Les nouvelles dispositions sur les noms de domaines

La loi du 22 mars 2011 contient un volet important quant aux règles d'attribution et de gestion des noms de domaine en « .fr » et dans d'autres extensions régionales ou locales.

La loi du 22 mars 2011 portant diverses dispositions d'adaptation du droit de l'Union européenne en matière de santé, de travail et de communication électronique contient un volet important quant aux règles d'attribution et de gestion des noms de domaine en « .fr » et dans d'autres extensions régionales ou locales.

 

Il convient de préciser au préalable que le Conseil Constitutionnel, saisi par le Conseil d'Etat d'une question prioritaire de constitutionnalité, a considéré dans sa décision du 6 octobre 2010 inconstitutionnel l'article L 45 du Code des postes et des communications électroniques. En effet, le système fondé a été remis en cause car il ne garantissait pas le respect des libertés constitutionnelles d'entreprendre et de communication. Il appartenait donc au législateur de définir le statut du nom de domaine, pour assurer le respect de ces droits fondamentaux.

 

L'article 19 de la loi nouvelle prévoit donc que l'attribution et la gestion des noms de domaine sont désormais fixées par le législateur. Ainsi, un organisme unique, appelé « office d'enregistrement », aura la charge, via les bureaux d'enregistrement, de leur attribution et de leur gestion tout en garantissant une transparence sur les prix de la prestation effectuée. Il est également précisé que leur attribution devra être conforme à l'intérêt général et donc suivre « des règles non discriminatoires et transparentes, garantissant le respect de la liberté de communication, de la liberté d'entreprendre et des droits de propriété intellectuelle ».

 

La règle selon laquelle le nom de domaine est attribué, pour une durée limitée mais renouvelable, au premier réservataire qui en fait la demande, est confirmée. Dès lors, une nouvelle demande d'enregistrement du même nom ne peut être acceptée pendant la durée de sa validité. Par ailleurs, il est précisé que l'enregistrement s'effectue sur la base des déclarations faites par le demandeur et sous son entière responsabilité. Les bureaux d'enregistrement pourront supprimer ou opposer un refus à l'enregistrement d'un nom de domaine qui serait :  

 

-          susceptible de porter atteinte à l'ordre public ou aux bonnes moeurs ou à des droits garantis par la Constitution ou par la loi ;

-          susceptible de porter atteinte à des droits de propriété intellectuelle ou de la personnalité, sauf si le demandeur justifie d'un intérêt légitime et agit de bonne foi ;

-          identique ou apparenté à celui de la République française, d'une collectivité territoriale ou d'un groupement de collectivités territoriales, d'une institution ou service public national ou local, sauf si le demandeur justifie d'un intérêt légitime et agit de bonne foi.

 

Informée par la liste des noms de domaine publiée quotidiennement par les bureaux d'enregistrement, toute personne ayant un intérêt à agir peut demander la suppression ou le transfert à son profit dès lors que le nom de domaine visé répond aux critères précédemment énoncés. Il est précisé que tout refus ou suppression sera effectué dans le respect du principe du contradictoire, dans la mesure où le demandeur peut présenter ses observations et régulariser sa situation. Toutes décisions prises par l'office sont également susceptibles de recours devant un juge judiciaire. Enfin, le législateur a prévu que la procédure pour ordonner la suppression ou le transfert à son profit d'un nom de domaine sera homologuée par le ministre chargé des communications électroniques.
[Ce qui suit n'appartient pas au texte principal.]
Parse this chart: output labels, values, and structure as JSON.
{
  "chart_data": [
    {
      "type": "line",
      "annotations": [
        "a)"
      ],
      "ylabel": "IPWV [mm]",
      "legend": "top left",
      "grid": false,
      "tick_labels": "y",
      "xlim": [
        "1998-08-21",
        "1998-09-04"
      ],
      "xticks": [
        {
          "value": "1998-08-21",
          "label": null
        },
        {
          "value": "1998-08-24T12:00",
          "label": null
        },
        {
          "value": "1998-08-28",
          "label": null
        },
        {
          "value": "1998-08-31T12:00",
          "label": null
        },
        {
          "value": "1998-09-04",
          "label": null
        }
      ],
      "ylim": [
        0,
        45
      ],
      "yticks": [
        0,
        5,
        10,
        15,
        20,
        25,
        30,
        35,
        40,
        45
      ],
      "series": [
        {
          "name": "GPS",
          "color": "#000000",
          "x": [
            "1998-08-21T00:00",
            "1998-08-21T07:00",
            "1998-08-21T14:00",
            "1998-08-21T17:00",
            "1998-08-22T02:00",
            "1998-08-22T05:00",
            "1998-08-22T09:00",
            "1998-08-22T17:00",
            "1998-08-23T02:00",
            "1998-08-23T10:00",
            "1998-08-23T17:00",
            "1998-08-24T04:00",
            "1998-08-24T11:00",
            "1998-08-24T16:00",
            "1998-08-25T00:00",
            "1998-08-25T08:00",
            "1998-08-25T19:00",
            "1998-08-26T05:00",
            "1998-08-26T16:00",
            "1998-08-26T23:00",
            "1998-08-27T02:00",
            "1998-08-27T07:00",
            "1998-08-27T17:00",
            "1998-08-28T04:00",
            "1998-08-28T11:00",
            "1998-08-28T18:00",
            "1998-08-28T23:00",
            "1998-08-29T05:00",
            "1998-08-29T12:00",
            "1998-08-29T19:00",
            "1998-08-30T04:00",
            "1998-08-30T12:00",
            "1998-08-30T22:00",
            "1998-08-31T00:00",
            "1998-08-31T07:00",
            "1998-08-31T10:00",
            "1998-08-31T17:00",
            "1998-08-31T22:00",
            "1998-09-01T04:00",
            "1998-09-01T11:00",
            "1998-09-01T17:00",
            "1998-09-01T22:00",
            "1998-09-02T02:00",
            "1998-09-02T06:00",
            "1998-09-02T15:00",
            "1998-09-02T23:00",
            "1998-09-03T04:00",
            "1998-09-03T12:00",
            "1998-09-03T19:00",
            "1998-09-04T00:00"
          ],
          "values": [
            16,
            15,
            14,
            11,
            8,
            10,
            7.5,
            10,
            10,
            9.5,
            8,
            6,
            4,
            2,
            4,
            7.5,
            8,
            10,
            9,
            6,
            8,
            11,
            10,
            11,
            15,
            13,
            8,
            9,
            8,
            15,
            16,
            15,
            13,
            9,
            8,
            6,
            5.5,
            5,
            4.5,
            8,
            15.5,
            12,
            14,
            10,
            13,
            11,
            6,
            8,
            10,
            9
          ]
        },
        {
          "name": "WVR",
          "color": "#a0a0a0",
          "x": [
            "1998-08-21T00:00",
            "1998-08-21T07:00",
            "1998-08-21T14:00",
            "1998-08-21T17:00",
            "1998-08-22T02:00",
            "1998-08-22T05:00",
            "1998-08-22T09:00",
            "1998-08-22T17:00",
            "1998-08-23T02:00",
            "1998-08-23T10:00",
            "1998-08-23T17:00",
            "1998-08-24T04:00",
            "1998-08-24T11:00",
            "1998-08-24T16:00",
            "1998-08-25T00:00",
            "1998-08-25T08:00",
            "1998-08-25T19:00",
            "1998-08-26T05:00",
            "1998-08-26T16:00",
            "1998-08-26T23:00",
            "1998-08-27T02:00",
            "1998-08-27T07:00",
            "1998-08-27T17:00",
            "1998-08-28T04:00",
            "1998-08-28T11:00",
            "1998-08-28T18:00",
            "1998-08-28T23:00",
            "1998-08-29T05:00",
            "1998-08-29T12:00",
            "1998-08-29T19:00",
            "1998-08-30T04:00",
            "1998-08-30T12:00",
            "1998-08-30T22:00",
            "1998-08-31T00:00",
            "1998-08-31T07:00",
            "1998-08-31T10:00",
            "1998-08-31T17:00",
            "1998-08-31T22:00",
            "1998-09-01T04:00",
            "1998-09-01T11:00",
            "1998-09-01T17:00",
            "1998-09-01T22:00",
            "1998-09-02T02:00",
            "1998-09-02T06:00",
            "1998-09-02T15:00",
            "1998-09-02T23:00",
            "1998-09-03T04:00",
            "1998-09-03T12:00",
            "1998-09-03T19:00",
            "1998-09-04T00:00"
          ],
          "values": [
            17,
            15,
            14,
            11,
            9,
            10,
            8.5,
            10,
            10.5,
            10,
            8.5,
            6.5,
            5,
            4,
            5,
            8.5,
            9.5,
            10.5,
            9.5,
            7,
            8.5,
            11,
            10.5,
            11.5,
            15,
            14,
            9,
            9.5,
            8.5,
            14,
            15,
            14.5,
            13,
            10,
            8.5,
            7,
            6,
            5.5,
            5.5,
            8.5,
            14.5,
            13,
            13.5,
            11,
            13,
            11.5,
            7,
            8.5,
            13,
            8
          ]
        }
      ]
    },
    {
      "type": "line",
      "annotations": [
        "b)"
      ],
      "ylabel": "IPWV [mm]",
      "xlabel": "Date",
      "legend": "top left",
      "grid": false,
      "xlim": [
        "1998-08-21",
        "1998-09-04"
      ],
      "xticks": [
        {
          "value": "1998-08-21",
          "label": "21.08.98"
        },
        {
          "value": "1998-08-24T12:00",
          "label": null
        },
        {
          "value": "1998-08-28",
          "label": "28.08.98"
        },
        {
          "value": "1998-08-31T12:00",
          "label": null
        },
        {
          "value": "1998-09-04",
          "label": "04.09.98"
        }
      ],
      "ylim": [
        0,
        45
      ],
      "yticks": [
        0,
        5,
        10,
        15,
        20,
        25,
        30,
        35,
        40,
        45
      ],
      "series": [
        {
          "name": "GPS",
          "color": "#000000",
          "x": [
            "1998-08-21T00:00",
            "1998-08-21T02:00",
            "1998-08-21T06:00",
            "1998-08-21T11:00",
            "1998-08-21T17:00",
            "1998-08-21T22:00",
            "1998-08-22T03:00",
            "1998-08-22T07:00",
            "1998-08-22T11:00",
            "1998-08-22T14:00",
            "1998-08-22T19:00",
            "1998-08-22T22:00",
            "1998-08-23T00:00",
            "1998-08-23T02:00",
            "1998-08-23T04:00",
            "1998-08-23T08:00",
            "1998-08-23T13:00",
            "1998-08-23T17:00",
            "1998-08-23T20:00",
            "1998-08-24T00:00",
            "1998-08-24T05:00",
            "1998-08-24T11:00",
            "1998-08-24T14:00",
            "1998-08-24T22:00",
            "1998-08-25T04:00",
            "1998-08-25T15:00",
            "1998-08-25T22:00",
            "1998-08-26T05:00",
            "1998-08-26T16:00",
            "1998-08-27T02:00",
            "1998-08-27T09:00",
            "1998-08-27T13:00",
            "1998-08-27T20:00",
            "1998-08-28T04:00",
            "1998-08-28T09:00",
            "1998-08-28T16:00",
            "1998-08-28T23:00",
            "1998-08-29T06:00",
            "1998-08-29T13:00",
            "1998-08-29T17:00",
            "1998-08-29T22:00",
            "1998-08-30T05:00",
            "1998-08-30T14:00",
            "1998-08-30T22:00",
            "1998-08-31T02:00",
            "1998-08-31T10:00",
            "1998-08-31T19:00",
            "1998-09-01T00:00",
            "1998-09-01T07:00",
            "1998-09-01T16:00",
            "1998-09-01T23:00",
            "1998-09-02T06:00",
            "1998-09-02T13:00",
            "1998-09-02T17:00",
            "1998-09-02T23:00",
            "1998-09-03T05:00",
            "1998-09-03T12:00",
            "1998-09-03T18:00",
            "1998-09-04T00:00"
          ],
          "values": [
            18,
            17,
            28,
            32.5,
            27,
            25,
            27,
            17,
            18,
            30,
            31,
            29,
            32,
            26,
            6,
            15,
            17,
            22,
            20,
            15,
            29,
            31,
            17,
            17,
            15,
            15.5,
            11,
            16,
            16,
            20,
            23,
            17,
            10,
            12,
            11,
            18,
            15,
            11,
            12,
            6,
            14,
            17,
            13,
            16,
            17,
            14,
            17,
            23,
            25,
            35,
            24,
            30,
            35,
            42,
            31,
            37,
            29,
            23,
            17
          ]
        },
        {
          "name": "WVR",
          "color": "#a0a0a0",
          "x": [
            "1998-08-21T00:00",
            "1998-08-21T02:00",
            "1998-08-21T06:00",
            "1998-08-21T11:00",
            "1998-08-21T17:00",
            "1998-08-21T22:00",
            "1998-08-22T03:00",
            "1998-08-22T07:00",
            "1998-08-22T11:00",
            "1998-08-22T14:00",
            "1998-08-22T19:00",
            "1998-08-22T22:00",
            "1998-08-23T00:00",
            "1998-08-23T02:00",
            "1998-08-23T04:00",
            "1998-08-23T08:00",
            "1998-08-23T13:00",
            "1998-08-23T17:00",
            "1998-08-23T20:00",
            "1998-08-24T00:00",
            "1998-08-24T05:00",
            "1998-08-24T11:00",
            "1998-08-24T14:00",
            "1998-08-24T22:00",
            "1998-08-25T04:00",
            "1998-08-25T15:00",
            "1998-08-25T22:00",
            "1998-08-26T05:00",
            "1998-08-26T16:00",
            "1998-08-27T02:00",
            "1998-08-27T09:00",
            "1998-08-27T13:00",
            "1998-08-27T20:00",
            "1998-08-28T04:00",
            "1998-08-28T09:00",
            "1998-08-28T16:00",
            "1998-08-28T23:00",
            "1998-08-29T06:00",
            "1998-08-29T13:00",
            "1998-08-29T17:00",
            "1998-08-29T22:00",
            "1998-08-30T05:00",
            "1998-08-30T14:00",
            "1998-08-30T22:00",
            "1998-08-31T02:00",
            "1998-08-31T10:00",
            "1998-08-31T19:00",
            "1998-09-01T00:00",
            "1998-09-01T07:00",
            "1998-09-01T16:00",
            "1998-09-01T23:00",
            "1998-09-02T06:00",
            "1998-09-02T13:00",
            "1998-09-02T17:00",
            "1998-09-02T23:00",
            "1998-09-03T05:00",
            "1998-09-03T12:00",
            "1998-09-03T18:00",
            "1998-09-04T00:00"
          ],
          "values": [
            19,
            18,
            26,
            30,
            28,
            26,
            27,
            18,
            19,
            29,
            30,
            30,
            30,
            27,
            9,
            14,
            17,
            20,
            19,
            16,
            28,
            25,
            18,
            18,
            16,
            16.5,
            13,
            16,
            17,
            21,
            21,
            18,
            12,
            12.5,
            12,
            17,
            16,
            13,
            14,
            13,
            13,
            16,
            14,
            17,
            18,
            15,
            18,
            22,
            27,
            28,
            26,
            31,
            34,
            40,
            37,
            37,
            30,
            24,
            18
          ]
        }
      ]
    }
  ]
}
Ces dispositions entreront en vigueur le 30 juin 2011, mais les modalités feront l'objet d'un décret d'application.

Par ailleurs, dès le 31 décembre 2011, toutes les personnes établies sur le territoire de l'Union européenne pourront demander l'enregistrement d'un nom de domaine dans chacun des domaines de premier niveau.

 

En conclusion, il convient de noter que la vocation première de ce texte est de consolider certains principes (celui du « premier arrivé premier servi », ou encore celui de la responsabilité du choix du nom de domaine qui incombe au demandeur), et de clarifier les conditions de gestion des litiges sur les noms de domaine. Les principales modifications apportées sont essentiellement des modifications de forme et de procédure, comme notamment la création des « offices d'enregistrement » ou encore l'homologation des procédures de transfert et de suppression des noms de domaines par le ministre chargé des communication électronique. Il semble que le législateur ait avant tout voulu se mettre en conformité avec la jurisprudence du Conseil Constitutionnel.